Long-time shareholders will recall that one of the reasons why Altria Group (NYSE:MO) spun off shares of Philip Morris International was the perception that the international business would be less prone to adverse trends in the tobacco industry than the U.S. business. Cigarette consumption has fallen for decades in the U.S., but investors believed that regulation in other areas of the world would remain lax and allow Philip Morris to capitalize on its globally known brand in an environment in which a rising consumer class would smoke more and boost profits.

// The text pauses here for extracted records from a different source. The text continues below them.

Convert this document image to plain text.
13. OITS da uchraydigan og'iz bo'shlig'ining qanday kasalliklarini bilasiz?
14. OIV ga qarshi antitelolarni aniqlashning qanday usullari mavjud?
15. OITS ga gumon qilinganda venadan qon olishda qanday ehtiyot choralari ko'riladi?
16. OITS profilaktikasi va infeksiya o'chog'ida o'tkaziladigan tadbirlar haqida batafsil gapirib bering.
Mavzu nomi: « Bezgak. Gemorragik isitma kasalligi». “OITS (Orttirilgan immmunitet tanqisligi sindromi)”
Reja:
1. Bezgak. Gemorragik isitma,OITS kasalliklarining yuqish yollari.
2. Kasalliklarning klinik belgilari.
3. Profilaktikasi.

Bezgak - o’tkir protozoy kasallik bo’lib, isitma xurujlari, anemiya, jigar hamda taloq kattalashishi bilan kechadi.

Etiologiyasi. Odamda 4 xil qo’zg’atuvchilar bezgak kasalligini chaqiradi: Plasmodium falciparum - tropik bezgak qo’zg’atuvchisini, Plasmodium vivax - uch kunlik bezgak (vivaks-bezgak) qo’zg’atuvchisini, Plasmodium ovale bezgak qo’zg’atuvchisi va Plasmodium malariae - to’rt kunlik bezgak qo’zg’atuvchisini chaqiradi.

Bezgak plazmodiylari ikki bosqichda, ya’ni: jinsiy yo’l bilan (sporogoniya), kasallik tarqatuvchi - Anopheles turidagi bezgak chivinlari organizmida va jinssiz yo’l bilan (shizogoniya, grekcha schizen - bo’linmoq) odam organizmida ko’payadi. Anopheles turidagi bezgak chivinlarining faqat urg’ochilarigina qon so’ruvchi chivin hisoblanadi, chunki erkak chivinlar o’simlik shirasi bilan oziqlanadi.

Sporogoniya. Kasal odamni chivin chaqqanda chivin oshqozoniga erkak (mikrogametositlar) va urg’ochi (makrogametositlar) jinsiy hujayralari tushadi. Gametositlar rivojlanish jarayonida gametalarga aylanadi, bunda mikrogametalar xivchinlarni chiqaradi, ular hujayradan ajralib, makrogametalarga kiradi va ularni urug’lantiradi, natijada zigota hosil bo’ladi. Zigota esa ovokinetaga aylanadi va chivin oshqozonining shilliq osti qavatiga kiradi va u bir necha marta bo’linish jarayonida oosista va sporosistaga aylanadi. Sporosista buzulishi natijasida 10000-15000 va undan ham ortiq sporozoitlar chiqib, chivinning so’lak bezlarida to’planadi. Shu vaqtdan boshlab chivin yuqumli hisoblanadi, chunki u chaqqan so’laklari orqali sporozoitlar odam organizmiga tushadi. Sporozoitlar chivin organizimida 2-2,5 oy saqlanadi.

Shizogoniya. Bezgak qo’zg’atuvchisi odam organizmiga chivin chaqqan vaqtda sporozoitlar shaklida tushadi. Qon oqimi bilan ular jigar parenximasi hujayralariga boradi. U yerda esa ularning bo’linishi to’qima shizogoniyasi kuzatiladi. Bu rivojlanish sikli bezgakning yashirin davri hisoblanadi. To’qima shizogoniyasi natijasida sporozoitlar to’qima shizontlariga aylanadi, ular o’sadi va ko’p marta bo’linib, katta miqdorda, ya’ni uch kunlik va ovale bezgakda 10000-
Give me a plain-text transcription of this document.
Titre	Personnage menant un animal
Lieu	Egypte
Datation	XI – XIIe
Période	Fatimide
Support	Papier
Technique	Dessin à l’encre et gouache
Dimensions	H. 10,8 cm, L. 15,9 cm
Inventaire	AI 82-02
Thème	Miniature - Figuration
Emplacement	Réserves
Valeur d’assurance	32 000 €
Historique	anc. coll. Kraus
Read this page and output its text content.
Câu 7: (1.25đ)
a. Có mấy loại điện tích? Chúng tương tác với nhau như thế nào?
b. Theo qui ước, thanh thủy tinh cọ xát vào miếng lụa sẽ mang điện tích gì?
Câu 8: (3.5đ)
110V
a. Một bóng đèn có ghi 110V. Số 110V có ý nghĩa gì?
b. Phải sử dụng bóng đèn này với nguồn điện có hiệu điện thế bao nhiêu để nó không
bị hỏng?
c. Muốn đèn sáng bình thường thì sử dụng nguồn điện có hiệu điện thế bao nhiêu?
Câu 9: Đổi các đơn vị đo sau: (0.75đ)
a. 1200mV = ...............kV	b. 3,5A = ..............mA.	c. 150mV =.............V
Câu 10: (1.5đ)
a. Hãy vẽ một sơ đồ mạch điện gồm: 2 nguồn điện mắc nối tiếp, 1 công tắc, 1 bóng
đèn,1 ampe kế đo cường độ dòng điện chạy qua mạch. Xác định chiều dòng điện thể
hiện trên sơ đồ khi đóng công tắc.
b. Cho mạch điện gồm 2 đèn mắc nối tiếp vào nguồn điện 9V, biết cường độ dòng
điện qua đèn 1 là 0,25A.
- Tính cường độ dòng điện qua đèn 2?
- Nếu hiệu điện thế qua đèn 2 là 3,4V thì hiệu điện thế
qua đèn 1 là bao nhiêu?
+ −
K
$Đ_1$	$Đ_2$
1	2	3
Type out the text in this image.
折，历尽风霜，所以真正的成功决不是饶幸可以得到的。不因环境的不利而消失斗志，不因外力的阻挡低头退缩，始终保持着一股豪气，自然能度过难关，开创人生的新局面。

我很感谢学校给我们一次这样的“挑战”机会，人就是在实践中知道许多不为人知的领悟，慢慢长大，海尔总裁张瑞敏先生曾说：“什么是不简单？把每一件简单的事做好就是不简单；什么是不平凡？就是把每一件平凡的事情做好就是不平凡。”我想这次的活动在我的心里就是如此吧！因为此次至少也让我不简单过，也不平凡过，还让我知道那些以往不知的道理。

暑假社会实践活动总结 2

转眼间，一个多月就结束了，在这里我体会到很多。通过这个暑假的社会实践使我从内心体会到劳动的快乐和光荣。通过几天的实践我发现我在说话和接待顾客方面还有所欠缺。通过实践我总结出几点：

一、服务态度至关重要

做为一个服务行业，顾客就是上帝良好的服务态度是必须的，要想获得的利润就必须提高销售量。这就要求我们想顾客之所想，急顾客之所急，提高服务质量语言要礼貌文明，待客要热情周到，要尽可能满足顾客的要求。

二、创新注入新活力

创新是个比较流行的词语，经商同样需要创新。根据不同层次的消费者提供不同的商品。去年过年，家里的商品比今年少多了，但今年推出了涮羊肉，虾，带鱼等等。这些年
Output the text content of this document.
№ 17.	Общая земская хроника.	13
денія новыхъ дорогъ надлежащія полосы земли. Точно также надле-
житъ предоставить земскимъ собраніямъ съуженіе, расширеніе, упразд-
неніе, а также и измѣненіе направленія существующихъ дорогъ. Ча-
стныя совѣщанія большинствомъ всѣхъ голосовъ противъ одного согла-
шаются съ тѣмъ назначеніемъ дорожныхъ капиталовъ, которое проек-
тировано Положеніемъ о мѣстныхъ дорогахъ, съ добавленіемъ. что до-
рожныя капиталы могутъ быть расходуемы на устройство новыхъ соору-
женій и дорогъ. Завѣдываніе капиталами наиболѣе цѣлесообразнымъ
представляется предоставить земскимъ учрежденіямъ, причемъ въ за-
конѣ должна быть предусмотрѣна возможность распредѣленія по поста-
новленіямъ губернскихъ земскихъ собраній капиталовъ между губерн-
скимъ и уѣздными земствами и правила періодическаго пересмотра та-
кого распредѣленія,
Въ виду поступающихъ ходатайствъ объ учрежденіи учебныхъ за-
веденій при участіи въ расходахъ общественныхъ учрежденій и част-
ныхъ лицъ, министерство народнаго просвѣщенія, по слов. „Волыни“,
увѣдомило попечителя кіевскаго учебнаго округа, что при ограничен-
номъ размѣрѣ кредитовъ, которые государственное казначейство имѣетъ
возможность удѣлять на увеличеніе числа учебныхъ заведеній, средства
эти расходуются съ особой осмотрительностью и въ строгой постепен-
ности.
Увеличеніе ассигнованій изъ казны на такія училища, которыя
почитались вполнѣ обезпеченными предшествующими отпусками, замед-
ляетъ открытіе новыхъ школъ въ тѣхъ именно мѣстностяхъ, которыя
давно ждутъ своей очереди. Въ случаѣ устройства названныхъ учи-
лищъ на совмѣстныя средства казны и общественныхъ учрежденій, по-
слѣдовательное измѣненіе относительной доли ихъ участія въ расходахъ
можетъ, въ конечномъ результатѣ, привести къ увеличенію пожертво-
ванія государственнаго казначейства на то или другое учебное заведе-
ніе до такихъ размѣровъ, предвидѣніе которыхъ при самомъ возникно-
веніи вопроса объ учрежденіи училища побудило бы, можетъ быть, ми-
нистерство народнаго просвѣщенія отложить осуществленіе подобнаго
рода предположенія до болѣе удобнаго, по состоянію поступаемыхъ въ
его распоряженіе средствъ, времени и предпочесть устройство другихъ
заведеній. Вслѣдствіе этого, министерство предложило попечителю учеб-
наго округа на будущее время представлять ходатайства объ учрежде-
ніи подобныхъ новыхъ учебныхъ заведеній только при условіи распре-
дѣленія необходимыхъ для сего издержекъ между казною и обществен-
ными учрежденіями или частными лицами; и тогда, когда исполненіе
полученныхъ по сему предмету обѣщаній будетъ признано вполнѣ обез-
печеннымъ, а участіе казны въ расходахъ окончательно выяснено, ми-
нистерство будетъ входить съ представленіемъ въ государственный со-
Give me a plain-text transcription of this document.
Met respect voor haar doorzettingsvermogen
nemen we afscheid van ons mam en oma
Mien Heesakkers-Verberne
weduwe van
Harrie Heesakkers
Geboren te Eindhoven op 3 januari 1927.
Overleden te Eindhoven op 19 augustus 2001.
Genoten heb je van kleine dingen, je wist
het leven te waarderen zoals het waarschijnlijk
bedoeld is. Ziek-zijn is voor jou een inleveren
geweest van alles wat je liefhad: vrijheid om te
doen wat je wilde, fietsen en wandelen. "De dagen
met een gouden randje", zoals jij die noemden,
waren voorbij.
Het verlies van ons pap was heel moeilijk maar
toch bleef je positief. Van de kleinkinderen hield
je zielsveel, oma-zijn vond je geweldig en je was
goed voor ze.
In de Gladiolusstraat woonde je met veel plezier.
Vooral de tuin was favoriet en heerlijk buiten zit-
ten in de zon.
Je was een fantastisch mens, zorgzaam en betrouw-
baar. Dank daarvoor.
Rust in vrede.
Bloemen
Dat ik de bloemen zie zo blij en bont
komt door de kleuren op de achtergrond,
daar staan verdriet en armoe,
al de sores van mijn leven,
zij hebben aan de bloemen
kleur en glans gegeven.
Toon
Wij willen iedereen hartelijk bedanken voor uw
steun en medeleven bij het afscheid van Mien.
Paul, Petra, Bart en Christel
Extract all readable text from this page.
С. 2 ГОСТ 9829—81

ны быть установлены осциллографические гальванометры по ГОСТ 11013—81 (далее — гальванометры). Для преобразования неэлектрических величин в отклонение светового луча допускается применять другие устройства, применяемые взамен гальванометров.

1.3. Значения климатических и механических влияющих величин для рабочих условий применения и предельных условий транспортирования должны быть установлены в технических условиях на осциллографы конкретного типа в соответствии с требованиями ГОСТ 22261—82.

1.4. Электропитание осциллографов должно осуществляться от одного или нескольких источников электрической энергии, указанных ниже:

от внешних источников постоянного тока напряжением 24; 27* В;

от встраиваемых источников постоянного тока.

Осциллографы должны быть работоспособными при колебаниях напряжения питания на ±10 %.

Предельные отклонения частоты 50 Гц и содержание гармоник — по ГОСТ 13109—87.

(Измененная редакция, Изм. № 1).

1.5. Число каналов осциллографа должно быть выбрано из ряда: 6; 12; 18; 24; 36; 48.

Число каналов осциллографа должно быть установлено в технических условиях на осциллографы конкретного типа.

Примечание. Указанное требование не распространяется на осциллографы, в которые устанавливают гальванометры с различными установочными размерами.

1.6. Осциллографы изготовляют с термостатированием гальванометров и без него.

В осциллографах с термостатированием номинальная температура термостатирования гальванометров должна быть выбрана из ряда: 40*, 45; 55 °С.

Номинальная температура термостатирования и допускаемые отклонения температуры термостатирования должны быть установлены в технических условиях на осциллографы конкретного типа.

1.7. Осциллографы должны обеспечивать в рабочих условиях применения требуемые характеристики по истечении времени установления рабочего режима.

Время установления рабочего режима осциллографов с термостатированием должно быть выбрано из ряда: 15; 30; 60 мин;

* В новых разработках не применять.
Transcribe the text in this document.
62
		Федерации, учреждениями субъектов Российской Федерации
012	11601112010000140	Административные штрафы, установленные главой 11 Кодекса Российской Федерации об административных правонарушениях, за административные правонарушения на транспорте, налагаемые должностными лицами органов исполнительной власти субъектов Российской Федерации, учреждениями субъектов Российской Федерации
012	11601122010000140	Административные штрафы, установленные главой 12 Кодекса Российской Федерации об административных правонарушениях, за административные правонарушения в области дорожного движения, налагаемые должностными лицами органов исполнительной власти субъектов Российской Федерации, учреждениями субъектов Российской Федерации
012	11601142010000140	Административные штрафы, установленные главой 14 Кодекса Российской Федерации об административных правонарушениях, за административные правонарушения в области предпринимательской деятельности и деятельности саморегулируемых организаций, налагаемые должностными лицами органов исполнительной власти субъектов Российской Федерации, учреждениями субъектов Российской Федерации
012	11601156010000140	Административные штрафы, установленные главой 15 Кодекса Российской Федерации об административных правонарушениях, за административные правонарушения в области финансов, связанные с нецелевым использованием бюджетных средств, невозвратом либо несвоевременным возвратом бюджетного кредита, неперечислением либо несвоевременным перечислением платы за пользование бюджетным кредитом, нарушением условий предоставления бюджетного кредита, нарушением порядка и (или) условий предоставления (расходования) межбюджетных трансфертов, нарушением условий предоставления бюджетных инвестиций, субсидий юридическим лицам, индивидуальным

Yet that hasn't been the case, and the trend seems to be toward more regulation. In the earnings report, Philip Morris said that discounting and consumer behavior would hit sales in Australia hard, and the result could be less growth in currency-neutral earnings per share than the company had expected.
Regulation has also driven many industry players in the U.S. and internationally toward electronic cigarettes, with Philip Morris having bought U.K.-based Nicocigs Limited in late June in order to bolster its presence in the growing market. E-cigarettes are currently in a regulatory vacuum, but policymakers are rushing to fill the void, and it's far from clear whether the booming new industry will sustain its impressive growth once regulators decide how to treat electronic cigarettes.
Philip Morris stock: Looking for a bounce
Philip Morris shares haven't performed well since last month's earnings announcement, and investors are clearly worried about the doubts they have about the global tobacco industry's future. With the pace of regulation growing more quickly than most people anticipated, Philip Morris will have to work hard to overcome future regulatory hurdles and produce the profit growth that investors counted on when they bought the stock.